I was very young during most of the Bush years but the era was during my formative years. The old sub had some conversations about how the Bush years were even more fucked than the last 4 years. I looked back and realized how homogenous entertainment and culture was.
For example, there was a very macho edge to a lot of the TV programming back then (Spike TV, WWE was still really popular, a ton of over the top action movies). It seems like everything on TV was focused on objectifying "babes", explosions, dangerous events, and being traditionally masculine. Michael Moore got booed at the Oscars for criticizing Bush, Bill Maher's first show was cancelled for calling the US military cowards, and the Dixie Chicks got destroyed. You either rode the way of Patriotism or was outcasted. MAGA tried to revive this macho nationalism but it rang hollow and never took hold.
It was also the time Christian evangelicals (Jesus Camp) became a potent political force for the GOP.
In the background of action movies and manly TV shows, there was the Iraq War and War in Afghanistan.
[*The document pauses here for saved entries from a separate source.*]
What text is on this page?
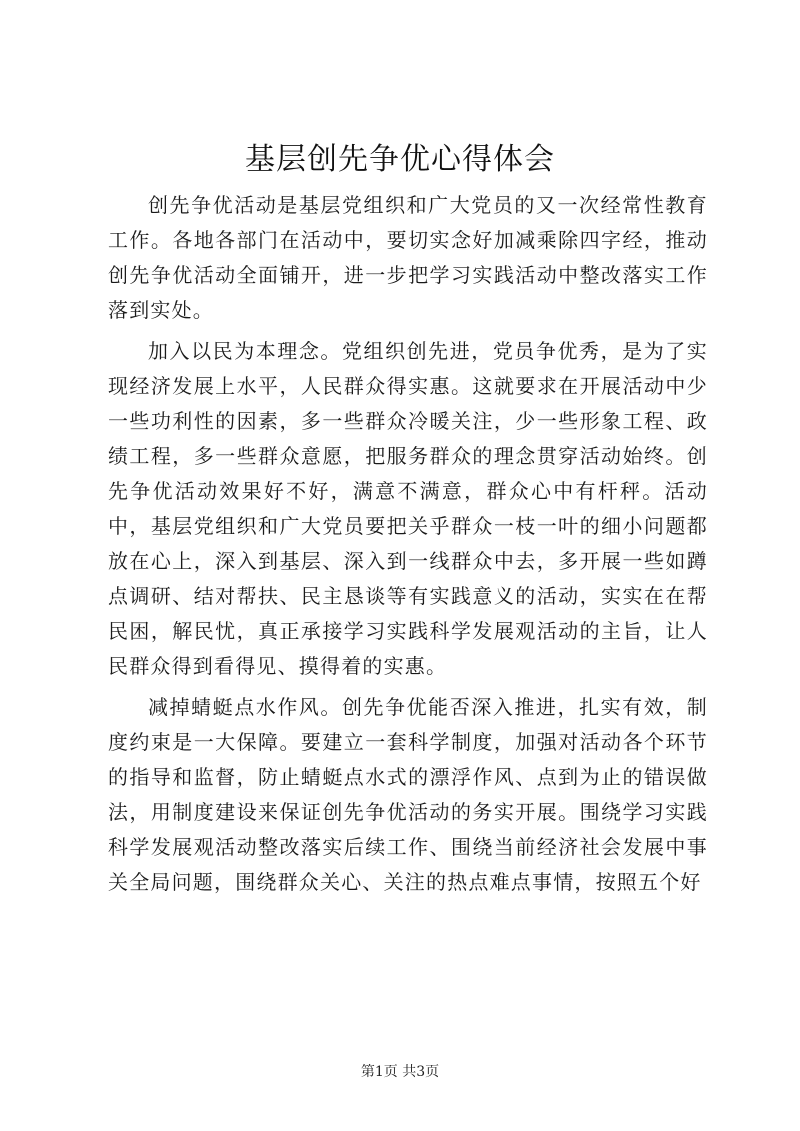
基层创先争优心得体会

创先争优活动是基层党组织和广大党员的又一次经常性教育工作。各地各部门在活动中，要切实念好加减乘除四字经，推动创先争优活动全面铺开，进一步把学习实践活动中整改落实工作落到实处。

加入以民为本理念。党组织创先进，党员争优秀，是为了实现经济发展上水平，人民群众得实惠。这就要求在开展活动中少一些功利性的因素，多一些群众冷暖关注，少一些形象工程、政绩工程，多一些群众意愿，把服务群众的理念贯穿活动始终。创先争优活动效果好不好，满意不满意，群众心中有杆秤。活动中，基层党组织和广大党员要把关乎群众一枝一叶的细小问题都放在心上，深入到基层、深入到一线群众中去，多开展一些如蹲点调研、结对帮扶、民主恳谈等有实践意义的活动，实实在在帮民困，解民忧，真正承接学习实践科学发展观活动的主旨，让人民群众得到看得见、摸得着的实惠。

减掉蜻蜓点水作风。创先争优能否深入推进，扎实有效，制度约束是一大保障。要建立一套科学制度，加强对活动各个环节的指导和监督，防止蜻蜓点水式的漂浮作风、点到为止的错误做法，用制度建设来保证创先争优活动的务实开展。围绕学习实践科学发展观活动整改落实后续工作、围绕当前经济社会发展中事关全局问题，围绕群众关心、关注的热点难点事情，按照五个好

第1页 共3页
I feel like toughness and masculinity injected into the public by way of the entertainment industry was a way to inflate nationalism.
Do any older chapos have any specific memories of this time or recommendations of this era to watch?
For Jesus Camp-type satire, I remember liking Saved! when I saw it in the theater, and that came out in 2004.
I also watched the miniseries Generation Kill recently, and it was kind of a shock how much it took me right back to 2003. Not that I was ever in the military, but I was the right age for it, and it was crazy to me that I knew exactly what was going on in my life during the invasion of Iraq.
Oh man, forgot Saved! existed. When I think of 'satire' from that time, it's probably some godawful "(whatever) Movie" thing, because that's what peak comedy looked like if you were 12 at the time.